US Copyright Office provides a path to allow for more device repairs

·Contributing Writer
·4-min read
Toronto, Canada - May, 23,2020: Close up of disassemble game controller repairing, cleaning or diagnostic.

The right to repair movement just got a big boost from the US Copyright Office. Responding to proposals from a variety of organizations, including the Electronic Frontier Foundation and iFixit, the office on Wednesday recommended new exemptions to Section 1201 of the Digital Millennium Copyright Act as it relates to the repair of consumer electronics. The statute prohibits the circumvention of software copy protection and has been the target of right to repair advocates for years.

As reported by The Verge, the Copyright Office recommends additional protections for many consumer-facing devices that rely on software to function. As one example, it adopts a recommendation from Public Knowledge and iFixit that involves video game consoles. It says “the repair of software-enabled consumer devices is likely to be fair use, the Register finds that certain video game console repair is also likely fair use.”

It notes consumers can access the firmware on their systems as long as it’s with the intention of fixing the device’s optical drive and they restore any protective measures afterward. The rulemaking stops short of protecting non-consumer devices. However, the Library of Congress has signed off on the recommendations, paving the way for them to go into effect on October 28th. In a statement to Engadget, the EFF applauded the decision but said Congress needs to modify Section 1201. 

The new rules enacted by the Librarian of Congress represent a victory for security research, accessibility, education, preservation, and repair. While the exemptions do continue to contain unnecessary and harmful limitations, we're pleased with the additional freedom to operate that the Librarian granted in this rulemaking. The largest disappointment, however, is that the agency failed to protect the public's ability to make non-infringing modifications of device software as we requested. This kind of user innovation has been a profoundly important driver of advances in technology and lets communities who are not served by a technology's default functions to customize them to their own needs. We are also mindful that the rulemaking process is inherently limited: while the Librarian can authorize people to engage in circumvention, they cannot create exemptions to the part of the law (Section 1201(a)(2)) that prohibits the dissemination of the technology needed to achieve circumvention. Congress needs to remove that restriction in order to give these legal rights to circumvent their full practical effect.

iFixit had a similar take on the decision. 

We're glad the Register of Copyrights finally agreed that copyright law shouldn't keep you from fixing your stuff — regardless of what 'type' of device it is. A legal solution for repairing optical drives on Xboxes and PlayStations is long overdue, and will help put desperately needed bricked consoles back in service. Unfortunately, the new rules still maintain some absurd limitations — like excluding commercial devices and noninfringing modification of software-enabled devices (like changing the settings on a software-enabled cat litter box).
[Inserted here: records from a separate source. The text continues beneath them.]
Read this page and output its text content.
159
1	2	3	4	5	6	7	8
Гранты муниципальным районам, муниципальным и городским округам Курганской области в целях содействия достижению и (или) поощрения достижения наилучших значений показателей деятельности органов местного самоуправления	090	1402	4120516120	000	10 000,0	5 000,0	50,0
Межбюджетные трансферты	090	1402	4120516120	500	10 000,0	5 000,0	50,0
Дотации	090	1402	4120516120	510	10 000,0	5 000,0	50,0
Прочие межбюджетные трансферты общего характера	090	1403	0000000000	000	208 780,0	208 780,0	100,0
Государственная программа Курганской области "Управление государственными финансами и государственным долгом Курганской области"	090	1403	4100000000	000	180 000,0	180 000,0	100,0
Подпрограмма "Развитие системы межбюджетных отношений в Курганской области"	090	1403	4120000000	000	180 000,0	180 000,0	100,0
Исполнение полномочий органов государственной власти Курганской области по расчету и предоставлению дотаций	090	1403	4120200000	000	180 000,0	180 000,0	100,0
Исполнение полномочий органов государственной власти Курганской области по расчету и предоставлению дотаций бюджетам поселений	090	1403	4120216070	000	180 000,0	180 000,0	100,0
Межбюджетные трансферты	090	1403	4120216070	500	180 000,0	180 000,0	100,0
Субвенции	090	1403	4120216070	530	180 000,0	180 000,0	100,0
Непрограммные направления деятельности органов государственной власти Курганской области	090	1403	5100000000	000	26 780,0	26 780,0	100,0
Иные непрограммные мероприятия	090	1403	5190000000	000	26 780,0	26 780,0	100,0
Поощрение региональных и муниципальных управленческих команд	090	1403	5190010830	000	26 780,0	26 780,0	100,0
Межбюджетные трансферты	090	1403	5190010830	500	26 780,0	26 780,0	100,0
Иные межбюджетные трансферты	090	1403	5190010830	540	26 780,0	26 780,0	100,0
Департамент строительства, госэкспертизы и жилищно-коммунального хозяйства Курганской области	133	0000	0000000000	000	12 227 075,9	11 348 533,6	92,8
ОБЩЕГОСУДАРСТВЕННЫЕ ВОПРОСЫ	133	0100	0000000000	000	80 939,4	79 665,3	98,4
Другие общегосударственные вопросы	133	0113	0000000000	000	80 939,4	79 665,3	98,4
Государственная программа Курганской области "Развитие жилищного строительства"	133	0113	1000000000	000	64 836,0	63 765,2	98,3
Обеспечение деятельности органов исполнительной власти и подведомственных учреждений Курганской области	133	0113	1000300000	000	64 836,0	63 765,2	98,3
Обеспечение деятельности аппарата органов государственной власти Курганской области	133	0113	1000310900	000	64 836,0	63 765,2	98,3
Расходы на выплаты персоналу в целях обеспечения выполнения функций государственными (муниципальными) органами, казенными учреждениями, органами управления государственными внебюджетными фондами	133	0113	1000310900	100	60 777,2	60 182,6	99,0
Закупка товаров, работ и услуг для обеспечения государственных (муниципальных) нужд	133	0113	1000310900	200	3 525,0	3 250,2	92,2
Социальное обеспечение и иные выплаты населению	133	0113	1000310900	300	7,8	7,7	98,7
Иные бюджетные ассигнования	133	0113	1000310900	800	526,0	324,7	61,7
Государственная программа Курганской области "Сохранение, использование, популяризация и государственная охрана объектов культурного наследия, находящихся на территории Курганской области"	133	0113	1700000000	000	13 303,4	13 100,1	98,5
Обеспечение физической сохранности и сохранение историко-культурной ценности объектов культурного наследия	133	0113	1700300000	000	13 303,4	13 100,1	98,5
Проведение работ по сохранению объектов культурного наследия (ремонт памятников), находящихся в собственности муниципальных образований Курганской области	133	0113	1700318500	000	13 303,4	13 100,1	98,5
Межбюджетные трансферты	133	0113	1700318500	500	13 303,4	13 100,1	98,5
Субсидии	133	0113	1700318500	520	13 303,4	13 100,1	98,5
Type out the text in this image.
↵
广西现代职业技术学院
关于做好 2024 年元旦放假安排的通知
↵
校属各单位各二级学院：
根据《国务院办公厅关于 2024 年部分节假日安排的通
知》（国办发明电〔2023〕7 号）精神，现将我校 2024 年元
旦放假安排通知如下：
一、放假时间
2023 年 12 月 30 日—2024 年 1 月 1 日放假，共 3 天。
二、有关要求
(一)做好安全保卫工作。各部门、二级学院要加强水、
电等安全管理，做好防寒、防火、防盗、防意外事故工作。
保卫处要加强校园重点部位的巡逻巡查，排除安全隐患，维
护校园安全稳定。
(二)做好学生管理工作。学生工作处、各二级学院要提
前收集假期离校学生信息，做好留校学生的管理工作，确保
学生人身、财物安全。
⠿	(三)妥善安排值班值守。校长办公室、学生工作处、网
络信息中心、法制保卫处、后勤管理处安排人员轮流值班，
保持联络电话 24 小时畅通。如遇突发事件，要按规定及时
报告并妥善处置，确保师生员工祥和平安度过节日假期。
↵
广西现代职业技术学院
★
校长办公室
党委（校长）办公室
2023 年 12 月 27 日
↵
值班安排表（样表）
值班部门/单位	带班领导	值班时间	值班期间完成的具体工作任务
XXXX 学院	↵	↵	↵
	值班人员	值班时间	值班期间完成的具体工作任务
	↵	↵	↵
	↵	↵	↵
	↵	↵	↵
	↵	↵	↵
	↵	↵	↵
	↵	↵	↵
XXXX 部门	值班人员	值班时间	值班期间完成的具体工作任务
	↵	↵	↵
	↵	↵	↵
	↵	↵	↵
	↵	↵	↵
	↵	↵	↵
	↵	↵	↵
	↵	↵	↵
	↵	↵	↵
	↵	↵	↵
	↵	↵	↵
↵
Particularly troubling is the Register's reliance on potential service contracts with manufacturers in order to deny the exemption for repair of commercial or industrial equipment. If repair is non-infringing (which it is) then manufacturers' monopoly-preserving service contracts shouldn't prevent the Office from granting anbear on the issuance of the exemption. Moreover, the Copyright Office's process has some fatal flaws: exemption proponents have to return every three years to argue that their exemptions be renewed (a process that is both time and resource intensive), and it doesn't address whether people can make or distribute repair tools that circumvent manufacturer's digital locks. Without access to those tools, the exemptions are largely academic. This is why Congress needs to step in an permanently exempt repair, and repair tools, from Section 1201. Copyright Law should never stand in the way of repair. Until Congress finally fixes Section 1201 and grants a permanent right to repair, we’re going to be stuck on this ferris wheel with the Copyright Office every three years.

The decision will complement the efforts of the Biden administration on the same front. At the start of July, the president ordered the Federal Trade Commission to draft new rules to empower consumers and businesses to repair their devices on their own and at independent shops. The executive order marked the first time a US president had ever weighed in on the right to repair movement. Later that same month, the FTC complied with the directive, voting unanimously to tackle unlawful repair restrictions. At the time, it said it would work with law enforcement and policymakers to update existing regulations to protect small businesses and companies that would prevent them from fixing their own products.

Update 2:03PM ET: Added comment from the Electronic Frontier Foundation. We've also changed the headline to better reflect the nature of the Copyright Office's rulemaking.

Update 2:51PM ET: Added comment from iFixit.